La création du programme RDT résulte du constat que les deux programmes antérieurs (cf. ci-dessus) ont le défaut de ne pas tenir compte des caractéristiques territoriales des risques. L'objectif du premier APR (2003) est d'ancrer les recherches sur la notion de territoire, laquelle introduit les acteurs − et la population dans son ensemble – dans le processus de gestion du risque. Il faut donc ouvrir le champ des recherches en y impliquant les sciences de la société. C'est sur cette base que le programme construit progressivement sa démarche en s'appuyant sur des notions visant à intégrer les démarches des différents champs de recherche (cf. ci-dessus). Le second APR introduit la notion de « résilience » sur laquelle débouchent les recherches antérieures.

Source : Rapport NSS-Dialogues, 2014, « Expertise sur les formes d'ouverture entre disciplines et de partenariat en recherche dans les programmes de recherche du MEEDD », document consultable sur le site de l'association www.nss-dialogues.fr.


1

Le programme RDT est créé en 2003 après une préparation qui a pris deux années. Le premier appel à propositions de recherche date de la même année. Il sera suivi de deux autres (2006 et 2013). Au total, il a financé 34 projets pour un budget de 3,76 millions d'euros.

2

Un séminaire organisé en novembre 2015 a réuni des médecins du travail, le Secrétariat permanent pour la prévention des pollutions et des risques industriels de la Presqu'île d'Ambès (S3PI), et des gestionnaires des digues de Grenoble.

3

C'est le cas de celui de janvier 2008, qui réunit quelque 200 participants. Certes, un peu plus de la moitié (57 % exactement) étaient des chercheurs, mais cela veut dire que la quasi autre moitié ne l'était pas : il s'agissait de représentants des services de l'État, d'établissements publics, de collectivités territoriales, et d'entreprises. La même mixité chercheurs/acteurs opérationnels s'est retrouvée dans le dernier séminaire RDT des 2 et 3 novembre 2015.

4

Le compte Twitter du programme RDT a aujourd'hui 273 abonnés. Ce n'est pas rien si l'on tient compte de l'audience possible qu'au travers des liens, cette toile crée.

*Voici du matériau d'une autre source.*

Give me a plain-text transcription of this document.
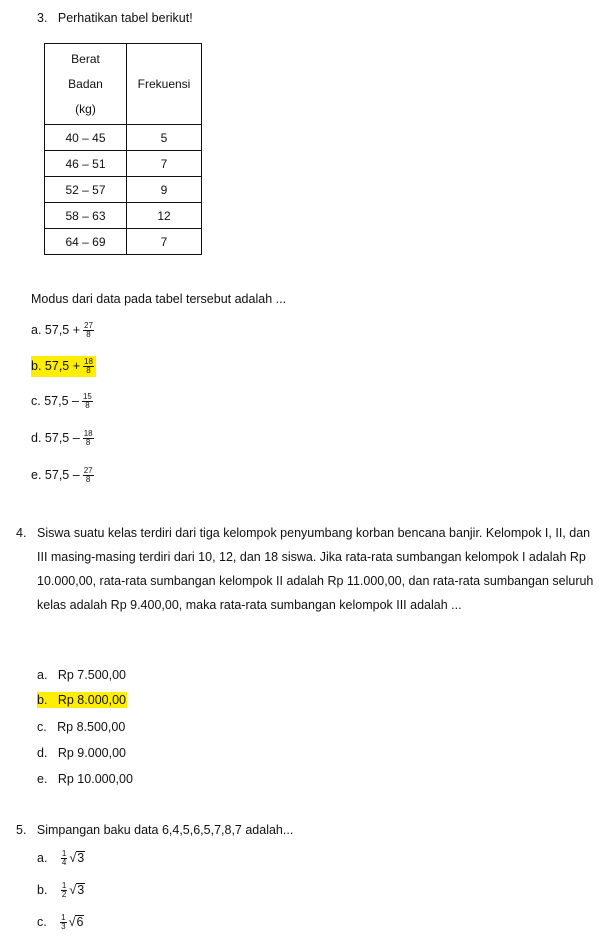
3. Perhatikan tabel berikut!
Berat
Badan
(kg)	Frekuensi
40 – 45	5
46 – 51	7
52 – 57	9
58 – 63	12
64 – 69	7
Modus dari data pada tabel tersebut adalah ...
a. $57,5 + \frac{27}{8}$
b. $57,5 + \frac{18}{8}$
c. $57,5 - \frac{15}{8}$
d. $57,5 - \frac{18}{8}$
e. $57,5 - \frac{27}{8}$
4. Siswa suatu kelas terdiri dari tiga kelompok penyumbang korban bencana banjir. Kelompok I, II, dan III masing-masing terdiri dari 10, 12, dan 18 siswa. Jika rata-rata sumbangan kelompok I adalah Rp 10.000,00, rata-rata sumbangan kelompok II adalah Rp 11.000,00, dan rata-rata sumbangan seluruh kelas adalah Rp 9.400,00, maka rata-rata sumbangan kelompok III adalah ...
a. Rp 7.500,00
b. Rp 8.000,00
c. Rp 8.500,00
d. Rp 9.000,00
e. Rp 10.000,00
5. Simpangan baku data 6,4,5,6,5,7,8,7 adalah...
a. $\frac{1}{4} √3$
b. $\frac{1}{2} √3$
c. $\frac{1}{3} √6$
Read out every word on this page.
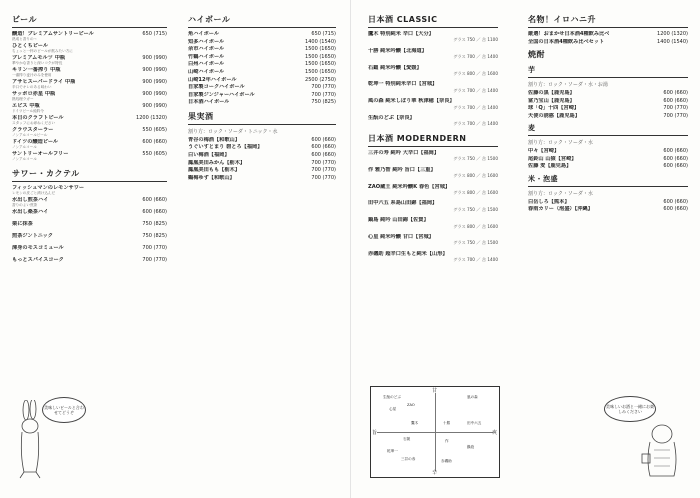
ビール
醸造！プレミアムサントリービール	650 (715)
熟成と香りの〜
ひとくちビール
ちょっと一杯のビールが飲みたい方に
プレミアムモルツ 中瓶	900 (990)
華やかな香りと深いコクが特長
キリン一番搾り 中瓶	900 (990)
一番搾り麦汁のみを使用
アサヒスーパードライ 中瓶	900 (990)
辛口でキレのある味わい
サッポロ赤星 中瓶	900 (990)
熱処理ラガー
エビス 中瓶	900 (990)
ドイツビール純粋令
本日のクラフトビール	1200 (1320)
スタッフにお尋ねください
クラウスターラー	550 (605)
ノンアルコールビール
ドイツの醸造ビール	600 (660)
ノンアルコール
サントリーオールフリー	550 (605)
ノンアルコール
サワー・カクテル
フィッシュマンのレモンサワー
レモンの皮ごと漬け込んだ
水出し煎茶ハイ	600 (660)
香りのよい煎茶
水出し桑茶ハイ	600 (660)
栗に抹茶	750 (825)
煎茶ジントニック	750 (825)
渾身のモスコミュール	700 (770)
もっとスパイスコーク	700 (770)
ハイボール
角ハイボール	650 (715)
知多ハイボール	1400 (1540)
余市ハイボール	1500 (1650)
竹鶴ハイボール	1500 (1650)
白州ハイボール	1500 (1650)
山崎ハイボール	1500 (1650)
山崎12年ハイボール	2500 (2750)
自家製コークハイボール	700 (770)
自家製ジンジャーハイボール	700 (770)
日本酒ハイボール	750 (825)
果実酒
割り方：ロック・ソーダ・トニック・水
青谷の梅酒【和歌山】	600 (660)
うぐいすとまり 碧とろ【福岡】	600 (660)
白い梅酒【福岡】	600 (660)
鳳凰美田みかん【栃木】	700 (770)
鳳凰美田もも【栃木】	700 (770)
鶴梅ゆず【和歌山】	700 (770)
日本酒 CLASSIC
鷹木 特別純米 辛口【大分】
グラス 750 ／ 合 1100
十勝 純米吟醸【北海道】
グラス 700 ／ 合 1400
石鎚 純米吟醸【愛媛】
グラス 800 ／ 合 1600
乾坤一 特別純米辛口【宮城】
グラス 700 ／ 合 1400
風の森 純米しぼり華 秋津穂【奈良】
グラス 700 ／ 合 1400
生酛のどぶ【奈良】
グラス 700 ／ 合 1400
日本酒 MODERNDERN
三井の寿 純吟 大辛口【福岡】
グラス 750 ／ 合 1500
作 雅乃智 純吟 旨口【三重】
グラス 800 ／ 合 1600
ZAO蔵王 純米吟醸K 春色【宮城】
グラス 800 ／ 合 1600
田中六五 糸島山田錦【福岡】
グラス 750 ／ 合 1500
鍋島 純吟 山田錦【佐賀】
グラス 800 ／ 合 1600
心星 純米吟醸 甘口【宮城】
グラス 750 ／ 合 1500
赤磯助 超辛口生もと純米【山形】
グラス 700 ／ 合 1400
甘
辛
旨	爽
生酛のどぶ
ZAO
心星
風の森
鷹木	十勝	田中六五
石鎚	作
鍋島
乾坤一
三井の寿	赤磯助
名物！イロハニ升
厳選！おまかせ日本酒4種飲み比べ	1200 (1320)
全国の日本酒4種飲み比べセット	1400 (1540)
焼酎
芋
割り方：ロック・ソーダ・水・お湯
佐藤の黒【鹿児島】	600 (660)
富乃宝山【鹿児島】	600 (660)
球「Q」十四【宮崎】	700 (770)
天使の誘惑【鹿児島】	700 (770)
麦
割り方：ロック・ソーダ・水
中々【宮崎】	600 (660)
尾鈴山 山猿【宮崎】	600 (660)
佐藤 麦【鹿児島】	600 (660)
米・泡盛
割り方：ロック・ソーダ・水
白岳しろ【熊本】	600 (660)
春雨カリー（泡盛）【沖縄】	600 (660)
美味しいビールと合わせてどうぞ
美味しいお酒と一緒にお楽しみください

Un tweet qui a été réalisé lors des Assises nationales des risques naturels, les 22 et 23 mars derniers a touché 2179 personnes. On ne peut certes rien mesurer de manière précise, mais cela donne une idée. Et, le fait mérite d'être souligné, parmi les abonnés figurent aujourd'hui des journalistes, des assureurs, des pompiers, des bureaux d'études, la liste ne s'arrête pas là.

Citation de l'article : Bolo P., 2017. Un cas de figure modèle : le programme « Risques, décision et territoires » (RDT). Nat. Sci. Soc. 25, S45-S49.